Bir başka deyişle, insanlar ürün ve hizmetlerin nereden, yurtiçinden veya yurtdışından geldiğini düşünmezler, umursamamalıdırlar. Yine de bugün hükümetler, sanki üretim ve zenginlik sıfır toplamlı bir oyunmuş ve kasasını daha çok dolduran kazanıyormuş gibi, ithalat yerine ihracatı teşvik etmeye devam ediyor. Amerika Birleşik Devletleri, diğerlerinin yanı sıra, bu merkantilist akıl hastalığından muaf değildir. Örneğin 2010 yılında Başkan Obama belirtilmiş, “Önümüzdeki beş yıl içinde, mal ve hizmet ihracatımızı iki katına çıkaracağız, bu artış ekonomimizi büyütecek ve milyonlarca Amerikan işini destekleyecek.” Donald Trump, 2017’de Ticaret Politikası Gündemi ABD ihracatını engelleyen diğer pazarlardaki “haksız ticaret engellerini” yıkmaya çalıştı. Dizginler elinde, Joe Biden uğraşmak artık ihracatta da artış var: “İhracat arttı, bu da demek oluyor ki, bir şeyleri denizaşırı ülkelerde üretip eve geri getirmek için denizaşırı ülkelere nakliye işi yapmak yerine burada Amerika’da üretim yapıyoruz ve ürünleri denizaşırı ülkelere gönderiyoruz.”
Bu tür politikalar, ihracatçıların vergi mükellefleri pahasına, ekonomik büyüme üzerinde çok az veya hiç etkisi olmadan büyük kazançlar elde etmelerine olanak tanır. ABD Ticaret Bakanlığı Sanayi ve Güvenlik Bürosu, görevlendirilmiş ihracatı yönetenlerle. Ticaret Bakanlığı’nın 2023 yılı için onayladığı bütçesi de 100 milyar doların üzerinde. Devlet kuruluşlarında ortaya çıkan özel çıkarlar yeni bir şey değil. AIER’nin kurucusu Albay EC Harwood, 1944’te onlar hakkında şöyle bir espri yaptı: “Çeşitli özel çıkarların, genel kamu pahasına tekel ayrıcalıkları veya şu ya da bu türden sübvansiyonlar yoluyla ayrıcalıklı muamele gördüğü yaygın bir bilgidir. Kamuoyunu kabul etmeye ikna edebilecekleri argümanlar ne olursa olsun, aldıkları iyiliği haklı çıkarmak, bu tür kayırılan şirketlerin ve bireylerin çıkarınadır.”

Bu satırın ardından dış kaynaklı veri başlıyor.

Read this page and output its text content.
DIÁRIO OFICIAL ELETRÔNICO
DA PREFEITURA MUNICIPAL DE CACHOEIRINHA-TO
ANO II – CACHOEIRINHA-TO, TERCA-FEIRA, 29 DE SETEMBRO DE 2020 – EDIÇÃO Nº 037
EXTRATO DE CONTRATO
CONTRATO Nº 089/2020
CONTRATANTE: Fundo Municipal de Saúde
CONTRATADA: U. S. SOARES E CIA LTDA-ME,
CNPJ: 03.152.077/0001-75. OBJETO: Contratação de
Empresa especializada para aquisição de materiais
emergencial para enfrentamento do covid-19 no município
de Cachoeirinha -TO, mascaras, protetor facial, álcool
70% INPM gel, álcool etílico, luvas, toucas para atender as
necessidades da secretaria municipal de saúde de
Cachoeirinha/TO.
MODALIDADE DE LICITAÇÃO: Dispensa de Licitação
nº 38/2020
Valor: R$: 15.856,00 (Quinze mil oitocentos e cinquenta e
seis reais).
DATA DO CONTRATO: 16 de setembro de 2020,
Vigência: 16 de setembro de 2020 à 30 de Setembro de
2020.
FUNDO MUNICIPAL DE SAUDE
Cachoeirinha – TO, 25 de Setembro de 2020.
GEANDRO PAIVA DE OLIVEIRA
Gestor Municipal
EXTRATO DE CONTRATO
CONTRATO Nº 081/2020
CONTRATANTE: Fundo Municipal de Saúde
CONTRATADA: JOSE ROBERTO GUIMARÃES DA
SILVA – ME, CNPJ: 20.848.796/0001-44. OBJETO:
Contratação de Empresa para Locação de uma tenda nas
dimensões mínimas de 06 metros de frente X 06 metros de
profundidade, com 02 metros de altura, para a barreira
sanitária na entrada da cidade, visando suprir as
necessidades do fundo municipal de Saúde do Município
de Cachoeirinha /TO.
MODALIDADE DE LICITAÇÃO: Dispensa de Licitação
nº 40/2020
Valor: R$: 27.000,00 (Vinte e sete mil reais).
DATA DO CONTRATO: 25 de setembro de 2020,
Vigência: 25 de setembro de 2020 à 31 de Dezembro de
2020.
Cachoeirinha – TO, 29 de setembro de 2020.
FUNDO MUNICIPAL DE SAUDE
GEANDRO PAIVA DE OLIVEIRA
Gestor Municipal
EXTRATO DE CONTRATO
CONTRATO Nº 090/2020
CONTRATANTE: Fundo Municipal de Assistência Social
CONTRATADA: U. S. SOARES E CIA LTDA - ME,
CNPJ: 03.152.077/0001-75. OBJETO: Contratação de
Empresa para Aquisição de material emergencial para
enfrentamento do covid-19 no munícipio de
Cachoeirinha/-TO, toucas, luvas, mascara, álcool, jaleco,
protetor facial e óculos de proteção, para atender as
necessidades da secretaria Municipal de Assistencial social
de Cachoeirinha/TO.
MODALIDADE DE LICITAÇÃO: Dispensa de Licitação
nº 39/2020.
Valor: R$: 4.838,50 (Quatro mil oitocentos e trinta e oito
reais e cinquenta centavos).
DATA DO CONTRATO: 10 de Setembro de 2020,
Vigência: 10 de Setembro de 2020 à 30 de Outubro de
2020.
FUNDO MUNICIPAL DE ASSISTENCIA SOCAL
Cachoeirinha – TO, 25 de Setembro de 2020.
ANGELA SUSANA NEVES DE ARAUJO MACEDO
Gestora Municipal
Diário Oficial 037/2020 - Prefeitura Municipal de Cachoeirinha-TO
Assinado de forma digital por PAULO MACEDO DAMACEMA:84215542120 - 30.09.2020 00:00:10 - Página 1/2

Buna karşılık, küresel serbest ticaret, hem tüketicilere, hem de vergi mükelleflerine yardımcı olur. İşyerinde kazandığım dolarlar karşılığında istediğim malları satın almak için bir Walmart’a girmek, bu mallar başka bir ülkeden gelse bile beni veya ulusu daha kötü durumda bırakmaz. Yalnızca yerli malları satın almak, ABD ihracatına zarar verir, karşılıklı bir eylem yaratır, ülkelerindeki milliyetçiler için yalnızca yerli ürünleri satın alma hareketi yaratır. Peterson Uluslararası Ekonomi Enstitüsü’nden Gary Clyde Hufbauer ve Euijin Jung tartışmak “OECD ülkelerinin tümü mevcut yerel içerik yasalarını yürürlükten kaldırırsa, ABD ihracatı yılda 189 milyar dolar artabilir.”
Eski politikalar eski sonuçlara yol açar. Merkantilizm, ihracatı teşvik politikalarının yanı sıra çöpe aittir.